Ask most people about riding there and you’ll get the same answer: it’s too dangerous. An answer that will be given while sitting behind a keyboard and having never visited. But Liza isn’t interested in narratives built from a distance. She wants to see for herself.

What she found was that parts of Pakistan are dangerous, just like parts of the US are dangerous, but the danger in Pakistan was not what the internet had warned her about. 

It wasn’t chaos. It wasn’t hostility. It was a poorly timed arrival to a road that just had a land slide. Construction crews were stopping cars, but motorcycles can fit anywhere, so the crew just waved the riders through. With an expectation that they would know what to expect, but even a prepared rider has to be ready when teams are blasting rock and riders pick their way through falling debris. 

There are no cones. No guardrails. No one is holding your hand.

Just you, the bike, and the understanding that you’re responsible for getting through it.

And for Liza, that’s the point.

It’s the kind of danger that used to exist everywhere, drinking from the garden hose, playing in ditches, jumping off sketchy wood piles you called a ramp. That is the kind of danger that makes you feel alive because you have to be present. Not fear-driven, but awareness-driven.

An awareness that allows for you to be present in the moments that are not chaotic. Typically she finds the perception her fellow riders carried in, disappears quickly. 

As you ride through towns, people invite you in for tea. Refusing money. Thanking you for being there. 

It’s why those trips exist in the first place, not just as an adventure, but as a way to reshape understanding. One rider at a time.

And then Liza did what she always does, she pushed it further.

She realized that as a woman, she wasn’t getting access to the full story. So she changed the format. Built all-women trips. Opened doors that wouldn’t have been accessible otherwise. Schools. Factories. Conversations with women who otherwise wouldn’t connect with them because the riding groups were mixed and cultural norms did not allow for it. 

And just by showing up, by riding through villages, by existing visibly on two wheels, something else started happening.

Local women began to imagine themselves doing the same, no one was telling them to try it, or even suggesting they consider it, but because they saw it was possible. 

That’s the thread that runs through everything Liza does.

From a garage in Santa Cruz to mountain roads halfway across the world, it’s the same idea repeated in different forms: Build something real and invite people in.

Most people are waiting for the perfect setup. The right space. The right funding. The right moment.

Liza just opens the door.

And every time, people show up.

Which brings us to her podcast, Liza is the host and producer of Motorcycles and Misfits, a long-running show centered around motorcycle culture, stories, and the people who live inside it. When we spoke she had just put out episode 666. The podcast has grown into one of the most recognized voices in the space, built on real conversations rather than polished production.

The show leans into the same philosophy as everything else she does, community first.
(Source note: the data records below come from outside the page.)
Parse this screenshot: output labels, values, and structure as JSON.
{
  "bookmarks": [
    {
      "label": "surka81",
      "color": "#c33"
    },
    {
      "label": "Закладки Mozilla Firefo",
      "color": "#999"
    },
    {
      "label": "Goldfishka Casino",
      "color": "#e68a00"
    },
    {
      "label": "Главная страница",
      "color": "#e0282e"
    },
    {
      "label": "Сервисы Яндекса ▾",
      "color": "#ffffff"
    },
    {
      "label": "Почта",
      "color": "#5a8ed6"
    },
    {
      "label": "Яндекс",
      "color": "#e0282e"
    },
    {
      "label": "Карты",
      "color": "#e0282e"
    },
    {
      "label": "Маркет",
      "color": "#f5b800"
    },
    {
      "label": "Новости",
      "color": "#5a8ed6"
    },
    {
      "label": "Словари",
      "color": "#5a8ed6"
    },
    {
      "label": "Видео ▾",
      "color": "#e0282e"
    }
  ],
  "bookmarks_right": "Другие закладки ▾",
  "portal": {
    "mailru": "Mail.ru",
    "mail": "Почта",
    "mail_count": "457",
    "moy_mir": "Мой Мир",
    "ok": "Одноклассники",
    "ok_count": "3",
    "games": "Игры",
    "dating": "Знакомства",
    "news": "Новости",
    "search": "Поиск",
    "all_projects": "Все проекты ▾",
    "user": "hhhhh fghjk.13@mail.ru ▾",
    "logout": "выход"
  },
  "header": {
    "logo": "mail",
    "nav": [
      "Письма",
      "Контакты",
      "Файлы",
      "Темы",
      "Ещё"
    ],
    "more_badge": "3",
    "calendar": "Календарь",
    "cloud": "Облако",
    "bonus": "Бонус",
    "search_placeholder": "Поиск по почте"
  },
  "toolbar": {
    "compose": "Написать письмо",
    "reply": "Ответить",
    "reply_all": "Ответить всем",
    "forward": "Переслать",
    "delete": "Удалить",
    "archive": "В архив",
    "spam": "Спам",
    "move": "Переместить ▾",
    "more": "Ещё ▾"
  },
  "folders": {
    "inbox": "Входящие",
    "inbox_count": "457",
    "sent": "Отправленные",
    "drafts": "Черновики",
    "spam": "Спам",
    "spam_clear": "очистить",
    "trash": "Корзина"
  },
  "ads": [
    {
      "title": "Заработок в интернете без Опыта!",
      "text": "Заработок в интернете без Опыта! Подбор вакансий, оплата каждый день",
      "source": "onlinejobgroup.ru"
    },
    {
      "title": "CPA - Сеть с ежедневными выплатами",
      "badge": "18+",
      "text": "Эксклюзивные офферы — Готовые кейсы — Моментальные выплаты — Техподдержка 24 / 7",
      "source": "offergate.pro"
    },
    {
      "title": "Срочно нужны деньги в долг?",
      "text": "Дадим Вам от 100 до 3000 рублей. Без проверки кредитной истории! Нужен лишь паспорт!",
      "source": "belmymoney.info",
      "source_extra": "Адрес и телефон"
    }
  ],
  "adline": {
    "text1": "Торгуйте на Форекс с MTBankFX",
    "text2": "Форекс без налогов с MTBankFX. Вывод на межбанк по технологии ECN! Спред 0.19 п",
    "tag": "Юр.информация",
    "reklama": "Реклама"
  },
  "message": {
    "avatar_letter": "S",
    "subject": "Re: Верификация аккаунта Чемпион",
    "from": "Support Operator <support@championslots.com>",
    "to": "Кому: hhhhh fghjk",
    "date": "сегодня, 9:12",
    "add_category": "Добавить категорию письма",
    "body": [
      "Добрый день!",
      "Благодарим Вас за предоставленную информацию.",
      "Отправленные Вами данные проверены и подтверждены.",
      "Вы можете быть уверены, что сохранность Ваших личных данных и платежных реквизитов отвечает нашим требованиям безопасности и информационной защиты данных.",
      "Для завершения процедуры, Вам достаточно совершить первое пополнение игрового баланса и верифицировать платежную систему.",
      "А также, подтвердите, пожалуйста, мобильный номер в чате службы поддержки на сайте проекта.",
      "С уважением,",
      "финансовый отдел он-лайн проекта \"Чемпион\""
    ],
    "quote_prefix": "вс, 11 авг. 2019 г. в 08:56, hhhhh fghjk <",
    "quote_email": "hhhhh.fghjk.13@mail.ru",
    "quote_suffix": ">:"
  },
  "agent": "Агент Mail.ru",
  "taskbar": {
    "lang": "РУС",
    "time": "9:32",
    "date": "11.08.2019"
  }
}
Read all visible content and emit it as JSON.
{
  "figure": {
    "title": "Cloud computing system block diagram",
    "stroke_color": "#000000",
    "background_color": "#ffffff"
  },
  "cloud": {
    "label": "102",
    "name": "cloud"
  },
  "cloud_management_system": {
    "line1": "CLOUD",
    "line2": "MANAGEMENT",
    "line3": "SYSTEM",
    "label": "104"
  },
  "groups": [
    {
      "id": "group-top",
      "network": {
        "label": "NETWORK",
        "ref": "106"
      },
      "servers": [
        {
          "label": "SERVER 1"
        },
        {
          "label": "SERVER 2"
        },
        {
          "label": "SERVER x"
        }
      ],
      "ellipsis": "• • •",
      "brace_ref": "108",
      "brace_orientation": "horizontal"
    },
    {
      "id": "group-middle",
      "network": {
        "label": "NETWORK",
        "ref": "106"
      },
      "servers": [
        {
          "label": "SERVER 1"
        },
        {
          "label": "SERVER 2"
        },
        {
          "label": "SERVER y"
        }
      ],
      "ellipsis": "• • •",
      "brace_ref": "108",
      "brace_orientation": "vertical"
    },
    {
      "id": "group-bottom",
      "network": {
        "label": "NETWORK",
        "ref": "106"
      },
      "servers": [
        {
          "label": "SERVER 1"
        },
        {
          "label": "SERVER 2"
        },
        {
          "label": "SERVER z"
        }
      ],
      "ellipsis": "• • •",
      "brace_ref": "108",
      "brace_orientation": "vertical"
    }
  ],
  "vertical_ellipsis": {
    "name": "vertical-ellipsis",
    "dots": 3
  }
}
It’s the kind of podcast you don’t just listen to, you feel like you’re sitting in on it.

Takeaways…. 

  • For new riders: You don’t need the perfect bike or setup, start where you are, show up, and learn alongside people who are willing to open the door.

  • For experienced riders: The best riding isn’t about the next upgrade, it’s about pushing into new environments, building community, and staying curious enough to keep evolving.

  • For all of us: The real value of motorcycles isn’t the machine, it’s the people you meet, the risks you choose to take, and the stories that come from simply saying yes.